You almost never a need to spend money on mold testing or inspections once you are certain that you see visible mold.
If you know you see mold, there is no real need to spend money on a lab to confirm what you already see and the proper steps to properly remove attic mold are the same regardless of the type, color, etc. In this case, once you know you have visible mold, regardless of the color, shape, or size, you just should remove it in one of the methods outlined in the next section.

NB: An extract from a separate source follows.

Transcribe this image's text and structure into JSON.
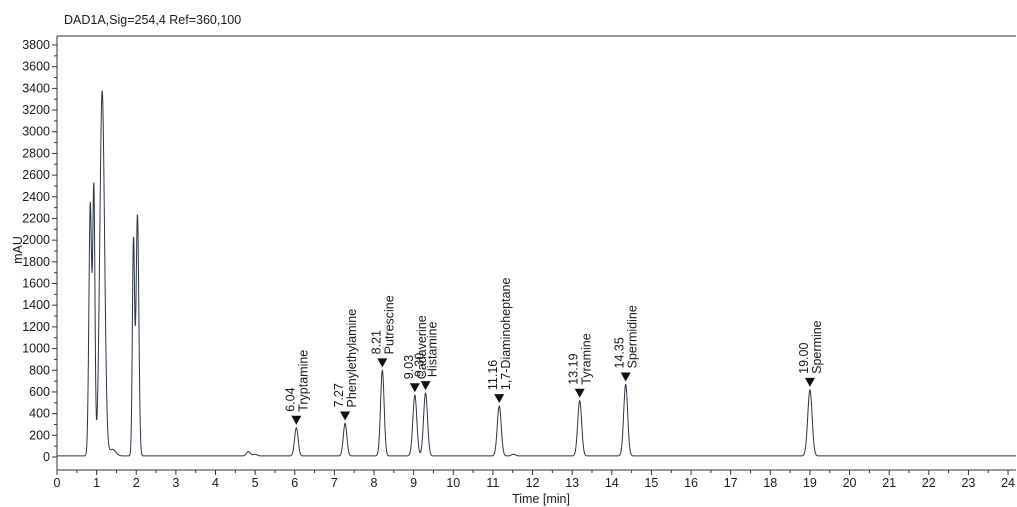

The real concern when people speak of black mold or any other mold for that matter is what kind of potential impact the mold is having on her and her family.
What are the health effects of mold?
Every person responds to mold differently. In addition, there aren’t any specific federal guidelines determining what levels of mold risk pose a health risk.
There is a general consensus in our industry, though: mold counts should be lower indoors than outdoors (i.e. lower than the outdoor air that you breathe in everyday). There are many other factors–such as the weather and asthma–which influence mold counts and the occupants’ health profile, as well.
But because mold is a part of the natural environment, you’ll never have a “mold free” home. This factor and the others mentioned above make it impossible to determine if there is a risk associated with mold from identifying mold count levels alone.
One thing is for certain, though: you should never see visible mold growth in your attic–or anywhere else in your home.
Once mold becomes visible on your attic, roof, sheathing or joists, the mold count is officially elevated beyond a normal indoor environment. And because mold can also be hidden behind walls or inside of duct work, you can actually have even higher elevated mold counts without actually being able to see visible mold growth with the naked eye.
Indoor mold exposure is a relatively recent human concern. Although we don’t have a complete understanding of mold, and sometimes, we can’t even see it, we can still recognize symptoms that may be attributed to indoor mold:
- Eye irritation (watery, itchy or red eyes)
- Nasal congestion
- Runny nose
- Skin rash
- Difficulty breathing
This list is by no means comprehensive, as there is still quite a bit about mold and its effects that we do not know. Consult a physician if you believe you or someone close to you is experiencing health problems from mold exposure.
Who is most at risk for elevated mold exposure?
- Pregnant women
- Children and infants
- Individuals with immuno-compromising diseases or conditions (e.g. those with HIV, certain cancers, etc.)
- Individuals with respiratory disorders (e.g. those with Asthma, allergies, etc.)
Again, anyone who thinks they have symptoms of mold should see a doctor. And have any visible mold removed immediately.